Crust (soil), physical – A surface layer of soils, ranging in thickness from a few millimeters to 3 cm., that physical-chemical processes, in conjunction with the lack of biological aggregation processes, have caused to be much more compact, hard, and brittle when dry than the material immediately beneath it. *Not to be confused with a biological (microbiotic) soil crust.
Hyphae – Filaments of fungal cells. Many hyphae constitute a mycelium.
Resource concern – An expected degradation of the soil, water, air, plant, or animal resource base to the extent that the sustainability or intended use of the resource is impaired.
Rhizosheath – Structures composed of mucilage and soil particles that form a cylinder around the root.
Fencerow – an uncultivated strip of land on each side of and below a fence.
Soil Compaction – process in which stress applied to a soil causes densification as air is displaced from the pores between the soil grains. This lowers soil porosity and increases the bulk density of soil.

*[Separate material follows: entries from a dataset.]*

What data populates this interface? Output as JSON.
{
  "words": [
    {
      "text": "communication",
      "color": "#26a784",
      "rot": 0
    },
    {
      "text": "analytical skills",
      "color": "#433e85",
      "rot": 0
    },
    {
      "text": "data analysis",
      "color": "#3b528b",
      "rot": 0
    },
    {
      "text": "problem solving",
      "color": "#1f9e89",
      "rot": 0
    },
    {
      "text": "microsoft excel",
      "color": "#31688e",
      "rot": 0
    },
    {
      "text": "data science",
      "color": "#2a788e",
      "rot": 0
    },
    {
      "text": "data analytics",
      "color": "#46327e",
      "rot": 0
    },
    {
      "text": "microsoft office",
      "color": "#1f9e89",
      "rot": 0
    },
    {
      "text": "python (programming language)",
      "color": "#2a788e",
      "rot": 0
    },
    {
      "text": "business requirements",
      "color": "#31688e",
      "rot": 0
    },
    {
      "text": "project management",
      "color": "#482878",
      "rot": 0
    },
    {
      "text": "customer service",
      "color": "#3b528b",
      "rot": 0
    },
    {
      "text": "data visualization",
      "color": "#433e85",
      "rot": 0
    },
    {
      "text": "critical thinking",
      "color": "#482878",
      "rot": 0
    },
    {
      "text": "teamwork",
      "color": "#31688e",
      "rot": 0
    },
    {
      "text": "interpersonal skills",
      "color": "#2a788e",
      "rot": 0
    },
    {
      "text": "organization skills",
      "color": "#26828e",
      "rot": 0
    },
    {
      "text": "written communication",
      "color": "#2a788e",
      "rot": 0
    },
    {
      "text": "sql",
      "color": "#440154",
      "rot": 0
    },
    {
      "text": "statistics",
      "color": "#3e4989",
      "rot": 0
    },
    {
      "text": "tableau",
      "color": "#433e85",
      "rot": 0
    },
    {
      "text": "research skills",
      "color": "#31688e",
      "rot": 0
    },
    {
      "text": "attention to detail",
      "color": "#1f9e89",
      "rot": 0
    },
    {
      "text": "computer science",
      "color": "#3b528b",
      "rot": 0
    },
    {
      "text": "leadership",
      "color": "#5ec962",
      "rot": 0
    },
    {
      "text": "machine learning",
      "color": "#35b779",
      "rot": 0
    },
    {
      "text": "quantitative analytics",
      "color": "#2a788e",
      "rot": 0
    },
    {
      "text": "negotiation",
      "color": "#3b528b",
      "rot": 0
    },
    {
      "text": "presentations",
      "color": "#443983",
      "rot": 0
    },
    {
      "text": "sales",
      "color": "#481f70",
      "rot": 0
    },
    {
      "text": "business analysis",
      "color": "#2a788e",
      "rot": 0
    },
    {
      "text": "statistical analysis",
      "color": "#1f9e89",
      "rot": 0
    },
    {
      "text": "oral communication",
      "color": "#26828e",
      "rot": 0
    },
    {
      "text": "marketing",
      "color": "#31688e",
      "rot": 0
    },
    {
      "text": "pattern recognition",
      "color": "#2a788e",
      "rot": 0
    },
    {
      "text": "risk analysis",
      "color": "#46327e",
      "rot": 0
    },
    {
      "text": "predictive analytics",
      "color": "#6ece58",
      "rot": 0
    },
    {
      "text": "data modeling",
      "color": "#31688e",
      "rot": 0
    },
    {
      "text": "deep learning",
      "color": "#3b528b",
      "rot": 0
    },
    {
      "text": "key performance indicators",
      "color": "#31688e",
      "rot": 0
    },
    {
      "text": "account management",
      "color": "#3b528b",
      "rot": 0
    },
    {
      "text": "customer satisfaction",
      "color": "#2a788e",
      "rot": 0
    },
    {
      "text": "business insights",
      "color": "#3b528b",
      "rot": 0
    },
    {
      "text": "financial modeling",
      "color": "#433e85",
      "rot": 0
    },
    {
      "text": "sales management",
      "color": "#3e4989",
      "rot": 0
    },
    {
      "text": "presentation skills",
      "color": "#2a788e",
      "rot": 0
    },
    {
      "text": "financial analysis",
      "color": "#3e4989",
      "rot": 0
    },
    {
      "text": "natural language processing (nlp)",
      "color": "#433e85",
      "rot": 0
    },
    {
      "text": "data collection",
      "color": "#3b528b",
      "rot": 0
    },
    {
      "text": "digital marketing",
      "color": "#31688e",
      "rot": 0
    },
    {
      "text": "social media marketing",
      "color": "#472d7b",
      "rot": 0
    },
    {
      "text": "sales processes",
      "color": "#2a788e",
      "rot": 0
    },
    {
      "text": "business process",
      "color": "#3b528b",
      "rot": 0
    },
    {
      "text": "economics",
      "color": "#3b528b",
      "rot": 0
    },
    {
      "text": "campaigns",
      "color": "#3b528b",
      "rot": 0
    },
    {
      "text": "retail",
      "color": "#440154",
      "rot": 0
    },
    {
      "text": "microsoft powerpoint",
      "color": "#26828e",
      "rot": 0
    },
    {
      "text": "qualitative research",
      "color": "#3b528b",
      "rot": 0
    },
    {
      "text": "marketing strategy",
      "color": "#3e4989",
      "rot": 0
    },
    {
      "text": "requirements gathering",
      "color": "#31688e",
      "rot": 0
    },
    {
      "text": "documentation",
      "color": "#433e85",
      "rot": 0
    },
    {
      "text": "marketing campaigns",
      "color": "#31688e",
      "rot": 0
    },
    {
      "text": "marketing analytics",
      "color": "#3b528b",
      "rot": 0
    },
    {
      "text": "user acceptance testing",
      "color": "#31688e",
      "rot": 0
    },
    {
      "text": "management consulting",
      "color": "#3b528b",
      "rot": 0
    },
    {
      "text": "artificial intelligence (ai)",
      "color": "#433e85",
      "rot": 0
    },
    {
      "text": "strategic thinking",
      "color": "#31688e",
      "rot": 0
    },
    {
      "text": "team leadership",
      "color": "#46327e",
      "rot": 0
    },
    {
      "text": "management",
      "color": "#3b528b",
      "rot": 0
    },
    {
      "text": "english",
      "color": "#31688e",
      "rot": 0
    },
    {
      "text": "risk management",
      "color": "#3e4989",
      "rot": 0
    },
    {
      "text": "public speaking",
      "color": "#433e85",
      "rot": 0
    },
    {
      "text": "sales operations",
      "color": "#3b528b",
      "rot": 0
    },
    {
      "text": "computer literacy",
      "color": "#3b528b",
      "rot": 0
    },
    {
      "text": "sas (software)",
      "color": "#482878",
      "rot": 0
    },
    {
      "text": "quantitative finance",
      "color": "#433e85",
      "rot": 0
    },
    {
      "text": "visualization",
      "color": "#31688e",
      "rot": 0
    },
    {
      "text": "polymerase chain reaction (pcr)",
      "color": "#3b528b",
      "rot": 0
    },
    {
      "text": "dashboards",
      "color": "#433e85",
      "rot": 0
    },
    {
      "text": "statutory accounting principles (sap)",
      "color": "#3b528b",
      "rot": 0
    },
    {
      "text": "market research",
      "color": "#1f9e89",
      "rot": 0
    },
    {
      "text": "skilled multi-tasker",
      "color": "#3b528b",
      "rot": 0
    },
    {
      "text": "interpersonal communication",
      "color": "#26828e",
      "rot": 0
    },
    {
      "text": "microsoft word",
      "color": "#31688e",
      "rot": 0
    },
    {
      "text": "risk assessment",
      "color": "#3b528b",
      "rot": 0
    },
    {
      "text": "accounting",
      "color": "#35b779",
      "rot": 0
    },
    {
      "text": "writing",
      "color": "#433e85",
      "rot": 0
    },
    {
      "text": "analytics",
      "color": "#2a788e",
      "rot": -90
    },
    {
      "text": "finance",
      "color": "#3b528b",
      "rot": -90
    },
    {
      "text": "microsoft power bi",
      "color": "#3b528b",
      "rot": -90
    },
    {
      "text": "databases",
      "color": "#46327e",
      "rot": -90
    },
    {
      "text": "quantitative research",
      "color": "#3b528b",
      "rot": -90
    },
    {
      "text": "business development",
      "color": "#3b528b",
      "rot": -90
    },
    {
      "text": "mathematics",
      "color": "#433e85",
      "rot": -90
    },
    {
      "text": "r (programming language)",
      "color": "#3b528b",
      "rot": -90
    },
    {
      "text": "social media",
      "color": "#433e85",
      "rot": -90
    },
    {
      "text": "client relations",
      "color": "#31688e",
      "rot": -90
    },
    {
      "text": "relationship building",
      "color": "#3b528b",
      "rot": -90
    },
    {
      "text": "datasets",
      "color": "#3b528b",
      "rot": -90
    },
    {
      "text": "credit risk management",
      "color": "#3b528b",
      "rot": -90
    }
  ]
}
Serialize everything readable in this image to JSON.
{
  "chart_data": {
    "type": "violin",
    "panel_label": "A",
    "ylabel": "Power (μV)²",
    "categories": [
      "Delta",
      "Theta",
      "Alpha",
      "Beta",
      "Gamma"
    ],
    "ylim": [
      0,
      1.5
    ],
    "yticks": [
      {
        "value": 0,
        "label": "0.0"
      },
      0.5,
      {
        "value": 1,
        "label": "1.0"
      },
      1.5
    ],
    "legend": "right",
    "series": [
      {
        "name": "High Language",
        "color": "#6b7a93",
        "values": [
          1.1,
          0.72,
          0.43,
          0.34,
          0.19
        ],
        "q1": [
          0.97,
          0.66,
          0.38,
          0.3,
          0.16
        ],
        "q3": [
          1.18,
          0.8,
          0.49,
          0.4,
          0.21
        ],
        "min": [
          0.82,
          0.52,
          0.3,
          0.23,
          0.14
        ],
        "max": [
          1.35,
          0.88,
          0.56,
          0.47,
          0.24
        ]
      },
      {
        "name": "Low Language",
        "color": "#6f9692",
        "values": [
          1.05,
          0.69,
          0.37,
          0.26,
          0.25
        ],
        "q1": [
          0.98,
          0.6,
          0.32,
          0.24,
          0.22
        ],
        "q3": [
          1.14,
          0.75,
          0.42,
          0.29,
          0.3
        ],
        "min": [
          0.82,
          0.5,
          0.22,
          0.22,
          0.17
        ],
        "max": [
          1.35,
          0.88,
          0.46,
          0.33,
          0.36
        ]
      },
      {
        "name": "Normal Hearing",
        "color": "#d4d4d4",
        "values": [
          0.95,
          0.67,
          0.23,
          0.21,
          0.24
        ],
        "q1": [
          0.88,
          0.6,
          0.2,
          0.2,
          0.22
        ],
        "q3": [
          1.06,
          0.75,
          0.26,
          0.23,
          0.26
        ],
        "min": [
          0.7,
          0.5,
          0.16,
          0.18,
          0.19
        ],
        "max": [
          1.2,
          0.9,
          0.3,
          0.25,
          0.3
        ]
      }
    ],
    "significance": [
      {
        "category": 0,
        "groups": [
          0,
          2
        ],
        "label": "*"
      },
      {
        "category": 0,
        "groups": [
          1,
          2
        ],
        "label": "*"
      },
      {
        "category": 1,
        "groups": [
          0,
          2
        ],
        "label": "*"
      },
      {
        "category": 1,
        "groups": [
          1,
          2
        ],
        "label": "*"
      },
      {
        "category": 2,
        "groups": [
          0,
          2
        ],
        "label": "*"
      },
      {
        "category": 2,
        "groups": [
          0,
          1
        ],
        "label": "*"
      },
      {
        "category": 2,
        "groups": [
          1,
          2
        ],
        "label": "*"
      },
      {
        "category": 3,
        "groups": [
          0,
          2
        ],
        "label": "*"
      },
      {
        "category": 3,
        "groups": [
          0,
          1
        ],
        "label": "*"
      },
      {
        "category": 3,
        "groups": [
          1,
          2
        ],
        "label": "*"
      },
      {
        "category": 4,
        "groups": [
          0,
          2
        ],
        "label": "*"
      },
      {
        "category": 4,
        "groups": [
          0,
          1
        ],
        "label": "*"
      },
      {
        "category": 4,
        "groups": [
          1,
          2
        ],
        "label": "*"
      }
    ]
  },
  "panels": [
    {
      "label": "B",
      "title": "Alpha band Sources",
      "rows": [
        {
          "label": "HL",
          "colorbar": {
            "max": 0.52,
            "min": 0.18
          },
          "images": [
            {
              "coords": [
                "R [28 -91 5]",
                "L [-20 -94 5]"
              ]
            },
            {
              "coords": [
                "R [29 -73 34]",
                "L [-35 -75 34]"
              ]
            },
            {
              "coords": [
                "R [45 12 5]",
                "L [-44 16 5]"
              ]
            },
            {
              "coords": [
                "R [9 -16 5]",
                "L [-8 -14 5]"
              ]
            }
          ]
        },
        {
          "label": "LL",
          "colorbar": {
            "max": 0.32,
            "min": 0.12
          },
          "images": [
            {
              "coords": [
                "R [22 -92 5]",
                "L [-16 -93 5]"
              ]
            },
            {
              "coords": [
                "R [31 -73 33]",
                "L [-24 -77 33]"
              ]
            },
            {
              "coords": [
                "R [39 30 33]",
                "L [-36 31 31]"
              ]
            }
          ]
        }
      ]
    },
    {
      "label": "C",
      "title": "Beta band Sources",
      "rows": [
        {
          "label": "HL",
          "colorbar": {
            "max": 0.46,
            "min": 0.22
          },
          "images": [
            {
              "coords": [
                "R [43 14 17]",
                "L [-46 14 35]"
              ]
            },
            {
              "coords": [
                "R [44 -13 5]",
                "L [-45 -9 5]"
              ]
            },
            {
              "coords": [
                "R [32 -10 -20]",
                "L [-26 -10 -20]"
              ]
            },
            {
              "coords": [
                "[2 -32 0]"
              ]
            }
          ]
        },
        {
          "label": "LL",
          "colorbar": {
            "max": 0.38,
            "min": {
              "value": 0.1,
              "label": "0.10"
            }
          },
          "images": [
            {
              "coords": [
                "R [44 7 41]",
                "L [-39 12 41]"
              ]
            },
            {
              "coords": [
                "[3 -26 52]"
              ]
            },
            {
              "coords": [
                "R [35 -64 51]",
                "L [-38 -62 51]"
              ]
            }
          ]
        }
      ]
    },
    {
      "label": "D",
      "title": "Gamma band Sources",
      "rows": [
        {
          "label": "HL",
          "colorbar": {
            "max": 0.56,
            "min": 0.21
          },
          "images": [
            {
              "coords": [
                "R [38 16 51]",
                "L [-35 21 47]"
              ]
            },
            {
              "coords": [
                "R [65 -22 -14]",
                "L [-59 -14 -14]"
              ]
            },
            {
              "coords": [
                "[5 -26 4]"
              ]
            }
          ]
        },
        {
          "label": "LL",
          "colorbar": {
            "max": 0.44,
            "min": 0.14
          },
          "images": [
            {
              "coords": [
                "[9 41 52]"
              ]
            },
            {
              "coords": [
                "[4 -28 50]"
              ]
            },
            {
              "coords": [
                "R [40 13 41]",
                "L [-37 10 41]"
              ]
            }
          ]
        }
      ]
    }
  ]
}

Soil organic matter (SOM) – The organic component of soil, consisting of three primary parts including small (fresh) plant residues and small living soil organisms, decomposing (active) organic matter, and stable organic matter (humus).
Soil organism habitat loss or degradation – Quantity, quality, diversity or connectivity of food, cover, space, shelter and/or water is inadequate to meet requirements of soil organisms and other beneficials
Platy structure – Soil particles aggregated in thin plates or sheets piled horizontally on one another. Plates often overlap, greatly impairing water circulation.
Penetration resistance – a soil attribute that identifies areas with restrictions due to compaction, which results in mechanical impedance for root growth and reduced crop yield. Resistance is the result of cohesive forces between individual soil particles and frictional resistance met by particles that are forced to slide over one another or to ride out of interlocking positions in order to make way for growing roots
Soil health goal – articulating management objectives to achieve changes in resource concerns
Soil health practice – production and land management methods that consider different aspects of soil maintenance
Soil structure – Arrangement of the solid parts of the soil (sand, silt, clay particles) and of the pore spaces located between them
Ponding – Standing water in a closed depression. The water is removed only by deep percolation, transpiration, or evaporation or by a combination of these processes.
Crop residue – Plant material remaining after harvesting, including leaves, stalks, roots.